それはそれは興奮して、、【聴きたい】【また聴きたい】【どうしても聴きたい】【なんとしても聴きたい】【どんな手を使ってでも聴きたい】【絶対聴いてやる】【聴くぞ】【聴かせろ】【屁を出せ】【屁をこけ】【出させてやる】【ふははははははははははははははは】【グギャーーーーー】【ウフウフウフウフウフッ】【グフッグフッグフッグフッグフ】
それ程までに聴きたかったのだ。
しかし僕は女の子にモテるタイプではない。
友達にもなってもらえない。
身長は152cm、体重75kg、キモ顔、水虫、ワキガ、多汗、フケ症頭、捻くれ者、偏執狂、頻尿、歯周病、すきっ歯、疣痔、湿った手のひら、流石にこれでは彼女はとても出来そうにない。

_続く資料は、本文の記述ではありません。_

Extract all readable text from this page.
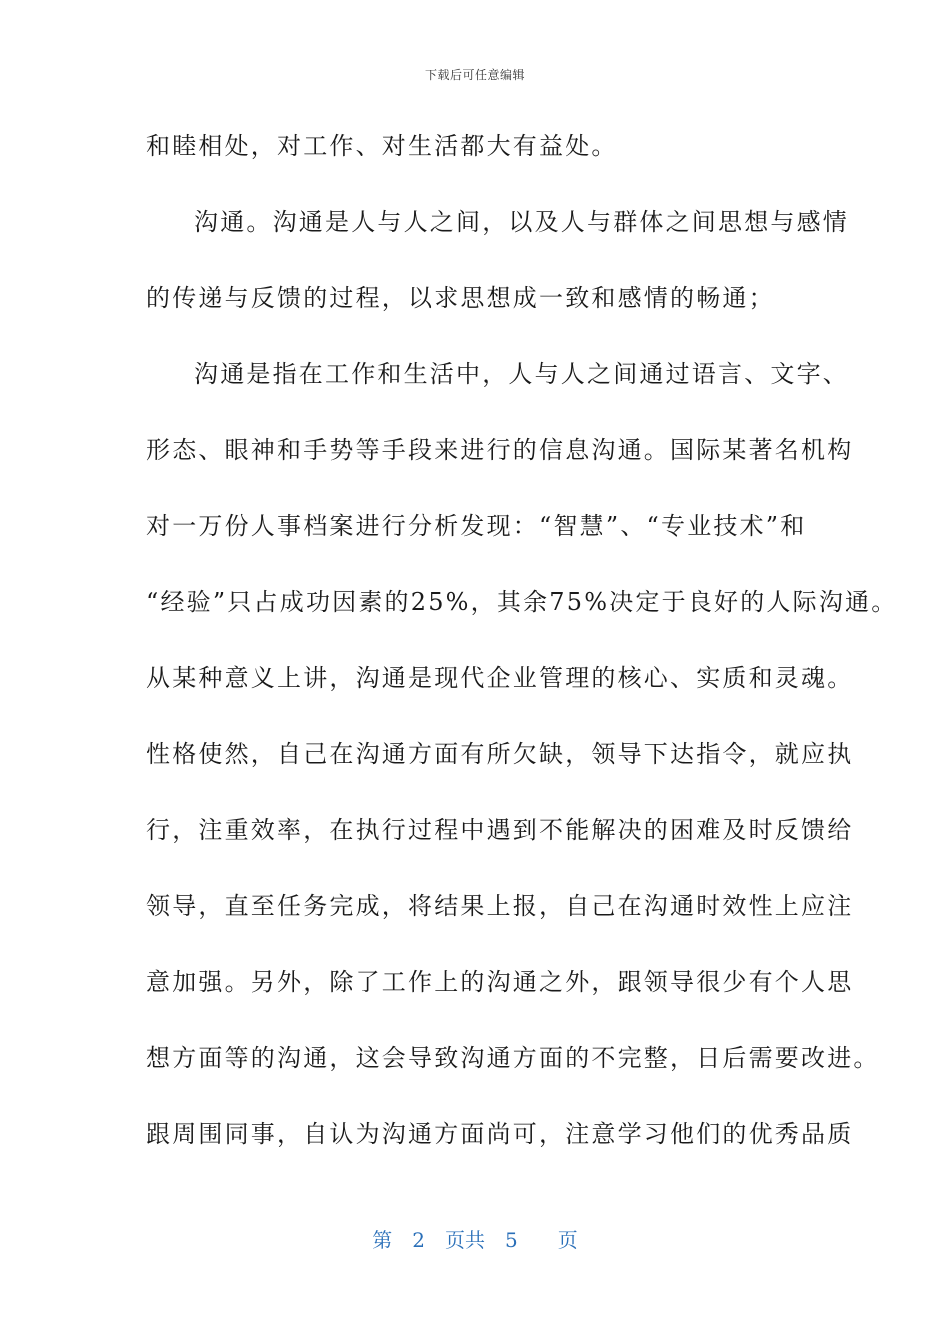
下载后可任意编辑
和睦相处，对工作、对生活都大有益处。
沟通。沟通是人与人之间，以及人与群体之间思想与感情
的传递与反馈的过程，以求思想成一致和感情的畅通；
沟通是指在工作和生活中，人与人之间通过语言、文字、
形态、眼神和手势等手段来进行的信息沟通。国际某著名机构
对一万份人事档案进行分析发现：“智慧”、“专业技术”和
“经验”只占成功因素的25%，其余75%决定于良好的人际沟通。
从某种意义上讲，沟通是现代企业管理的核心、实质和灵魂。
性格使然，自己在沟通方面有所欠缺，领导下达指令，就应执
行，注重效率，在执行过程中遇到不能解决的困难及时反馈给
领导，直至任务完成，将结果上报，自己在沟通时效性上应注
意加强。另外，除了工作上的沟通之外，跟领导很少有个人思
想方面等的沟通，这会导致沟通方面的不完整，日后需要改进。
跟周围同事，自认为沟通方面尚可，注意学习他们的优秀品质
第 2 页共 5 页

だから最初はオナラが出たらよく聴こえる静かな場所へ通った。
病院の待合室、本屋、図書館、美術館、、、誰も屁をしやがらねぇ、、
女子トイレにも潜入した。
《ブビビビビビビビビッ》
僕が聴きたいのは身の出る音じゃねぇ、、
それに直ぐ捕まった。
聴きたい、聴きたい、聴きたい、聴きたい、、
日に日にその願望はどんどん大きく成長した。
聴きたい、聴きたい、聴きたい、聴きたい、、
ずっとずっと後をつけた。
ずっとずっと見張ってた。
ずっとずっと盗聴した。
ずっとずっと監禁した。
なかなか僕の前でオナラをしない。
次から次に女の子を代えても僕の前では誰もオナラをしない。
何人並べてもオナラをしない。
何人連れてきてもオナラをしない、、
聴きたい、聴きたい、聴きたい、聴きたい、、
僕の前で何故オナラをしないのだ、、
頼んでも、お願いしても、懇願しても、土下座しても、叩いても、脅しても、蹴っても、殴っても、罵っても、泣いても、わめいても、エアーを送りこんでも、切り刻んでも、、
聴きたい、聴きたい、聴きたい、聴きたい、、
聴いてやる、聴いてやるぞ、待っておれ、、次は誰だ、次は誰だ、次は誰だ、次はお前か、、
いつか聴けるまで、、聴ける時まで、、僕はどんな努力も惜しまない。